Written by Sameer Manekar
Despite nearly half the state facing severe drought — 180 talukas in 12 districts — prices of vegetables and fruits at Pune’s wholesale market have remained unchanged, even dipped, over last month, with 50 per cent of supplies arriving from other states.
Stocks of vegetables are arriving from a host of states — carrots from Rajasthan; green chilly from Gujarat, Tamil Nadu and Karnataka; cabbage from Karnataka and Gujarat; ginger from Karnataka and green peas from Madhya Pradesh, among other vegetables — keeping the prices from shooting up as the state reels under drought.
According to the Agriculture Produce Market Committee (APMC)’s website, since October, the price of onion in Pune has halved, from Rs 8 per kg to Rs 4 per kg, while that of potato has dipped from Rs 14 per kg to Rs 8 per kg. Vegetables like ladyfinger, cauliflower, cabbage and cluster beans have also seen a dip in prices.
Prices of green peas too have dipped by 50 per cent, from Rs 60 per kg to Rs 30 per kg.
“We haven’t seen any significant decrease in supplies of vegetables over last month,” said Vilas Bhujbal, president of the Commission Agents Association of Pune Market Yard.
“This could also be attributed to the drip irrigation system installed at drought-prone locations by the government. Because of this, crops requiring less water, like leafy vegetables, are not affected.”
On onions, Bhujbal said that late arrival of the kharif produce in the market had acted as a blessing. “Anticipating high prices, a lot of farmers had stocked their produce. But with no change in prices and stored onions getting damaged, low-quality onion is entering the market, pushing down prices.”
He added that after the rabi season in February, stocks will deplete further as drought-affected rabi produce will arrive in the market and chances of prices shooting up were high.
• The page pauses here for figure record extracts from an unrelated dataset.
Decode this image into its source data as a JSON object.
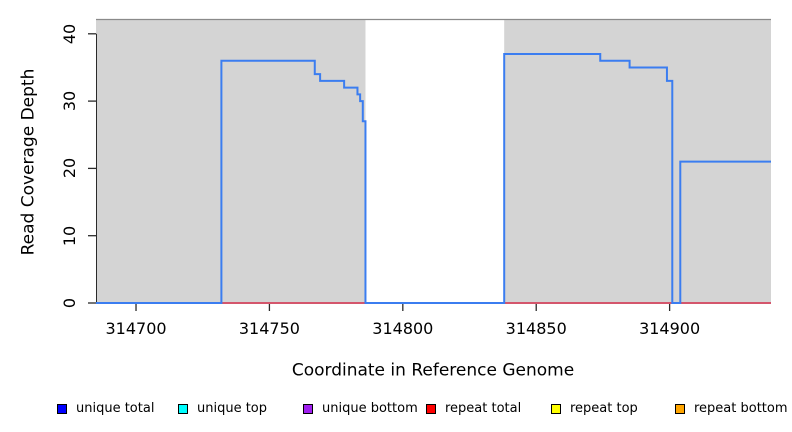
{
  "figure": {
    "background": "#ffffff"
  },
  "chart_data": {
    "type": "line",
    "subtype": "step",
    "title": "",
    "xlabel": "Coordinate in Reference Genome",
    "ylabel": "Read Coverage Depth",
    "xlim": [
      314685,
      314938
    ],
    "ylim": [
      0,
      42.2
    ],
    "x_ticks": [
      314700,
      314750,
      314800,
      314850,
      314900
    ],
    "y_ticks": [
      0,
      10,
      20,
      30,
      40
    ],
    "grid": false,
    "plot_background": "#ffffff",
    "plot_top_border_color": "#8a8a8a",
    "axis_color": "#2a2a2a",
    "background_regions": [
      {
        "x0": 314685,
        "x1": 314786,
        "color": "#d4d4d4"
      },
      {
        "x0": 314838,
        "x1": 314938,
        "color": "#d4d4d4"
      }
    ],
    "series": [
      {
        "name": "repeat total",
        "draw_color": "#d4566c",
        "line_width": 2,
        "steps": [
          {
            "x": 314685,
            "v": 0
          }
        ]
      },
      {
        "name": "unique total",
        "draw_color": "#3b7df0",
        "line_width": 2,
        "steps": [
          {
            "x": 314685,
            "v": 0
          },
          {
            "x": 314732,
            "v": 36
          },
          {
            "x": 314767,
            "v": 34
          },
          {
            "x": 314769,
            "v": 33
          },
          {
            "x": 314778,
            "v": 32
          },
          {
            "x": 314783,
            "v": 31
          },
          {
            "x": 314784,
            "v": 30
          },
          {
            "x": 314785,
            "v": 27
          },
          {
            "x": 314786,
            "v": 0
          },
          {
            "x": 314838,
            "v": 37
          },
          {
            "x": 314874,
            "v": 36
          },
          {
            "x": 314885,
            "v": 35
          },
          {
            "x": 314899,
            "v": 33
          },
          {
            "x": 314901,
            "v": 0
          },
          {
            "x": 314904,
            "v": 21
          }
        ]
      }
    ],
    "legend": {
      "position": "bottom",
      "entries": [
        {
          "label": "unique total",
          "color": "#0000ff"
        },
        {
          "label": "unique top",
          "color": "#00ffff"
        },
        {
          "label": "unique bottom",
          "color": "#a020f0"
        },
        {
          "label": "repeat total",
          "color": "#ff0000"
        },
        {
          "label": "repeat top",
          "color": "#ffff00"
        },
        {
          "label": "repeat bottom",
          "color": "#ffa500"
        }
      ]
    }
  }
}
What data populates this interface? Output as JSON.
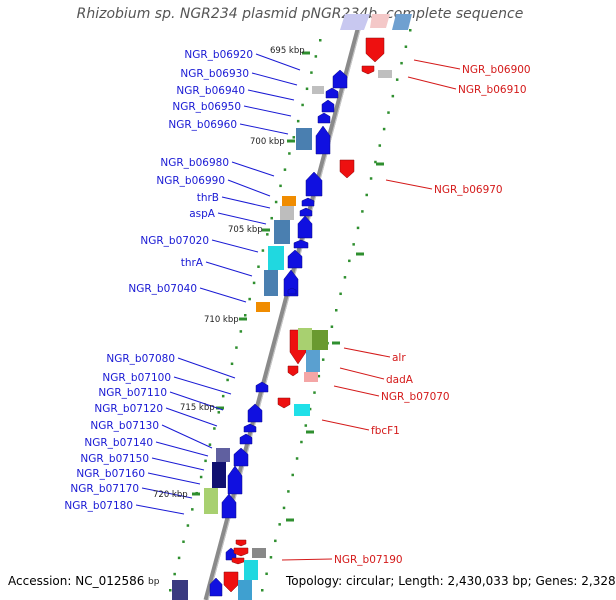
{
  "title": "Rhizobium sp. NGR234 plasmid pNGR234b, complete sequence",
  "footer": {
    "accession": "Accession: NC_012586",
    "accession_unit": "bp",
    "summary": "Topology: circular; Length: 2,430,033 bp; Genes: 2,328"
  },
  "colors": {
    "backbone": "#888888",
    "left_labels": "#1a1ad4",
    "right_labels": "#d41a1a",
    "tick": "#2f8f2f",
    "gene_forward": "#1010e0",
    "gene_reverse": "#ee1010"
  },
  "scale_labels": [
    "695 kbp",
    "700 kbp",
    "705 kbp",
    "710 kbp",
    "715 kbp",
    "720 kbp"
  ],
  "left_genes": [
    "NGR_b06920",
    "NGR_b06930",
    "NGR_b06940",
    "NGR_b06950",
    "NGR_b06960",
    "NGR_b06980",
    "NGR_b06990",
    "thrB",
    "aspA",
    "NGR_b07020",
    "thrA",
    "NGR_b07040",
    "NGR_b07080",
    "NGR_b07100",
    "NGR_b07110",
    "NGR_b07120",
    "NGR_b07130",
    "NGR_b07140",
    "NGR_b07150",
    "NGR_b07160",
    "NGR_b07170",
    "NGR_b07180"
  ],
  "right_genes": [
    "NGR_b06900",
    "NGR_b06910",
    "NGR_b06970",
    "alr",
    "dadA",
    "NGR_b07070",
    "fbcF1",
    "NGR_b07190"
  ]
}
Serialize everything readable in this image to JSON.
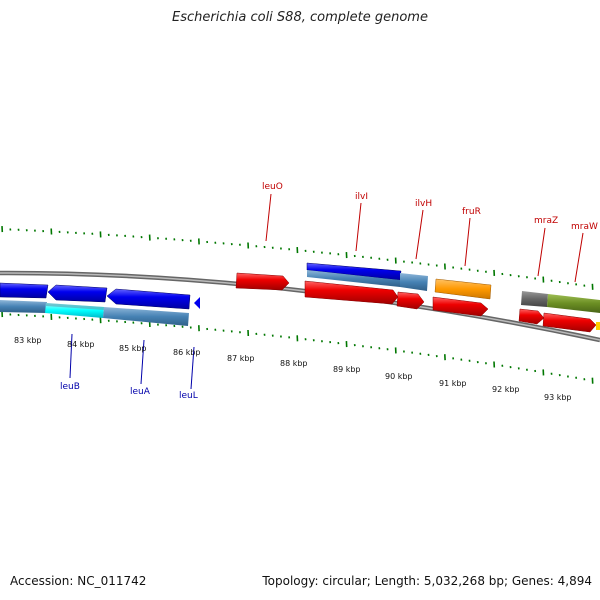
{
  "title": "Escherichia coli S88, complete genome",
  "footer": {
    "accession": "Accession: NC_011742",
    "summary": "Topology: circular; Length: 5,032,268 bp; Genes: 4,894"
  },
  "ticks": [
    "83 kbp",
    "84 kbp",
    "85 kbp",
    "86 kbp",
    "87 kbp",
    "88 kbp",
    "89 kbp",
    "90 kbp",
    "91 kbp",
    "92 kbp",
    "93 kbp"
  ],
  "gene_labels": {
    "top": [
      "leuO",
      "ilvI",
      "ilvH",
      "fruR",
      "mraZ",
      "mraW"
    ],
    "bottom": [
      "leuB",
      "leuA",
      "leuL"
    ]
  },
  "colors": {
    "forward_gene": "#ee0000",
    "reverse_gene": "#0000ee",
    "cds_bar": "#4682b4",
    "fruR_gene": "#ff9900",
    "mraW_gene": "#6b8e23",
    "mraZ_gene": "#666666",
    "highlight_cds": "#00ffff",
    "backbone": "#888888",
    "tick_marks": "#007700",
    "top_label": "#c00000",
    "bottom_label": "#0000aa"
  }
}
Rohan Ursal, secretary of the association, said that he was confident about the supply of oranges, mangoes, sweet lime and grapes. “We have no reasons to worry about the supply of these fruits till February. We will see the effect of drought after January-February. We may see a lot of shortage during that period because of water scarcity. Fruits that grow in Maharashtra, like oranges, sweet lime, grapes, figs and guava, all these will be affected in the new crop season due to water scarcity.”
While supply of mangoes, apples, pomegranates and pineapples from other states will keep prices stable, homegrown fruits are expected to get 50 per cent dearer than last year, said Ursal.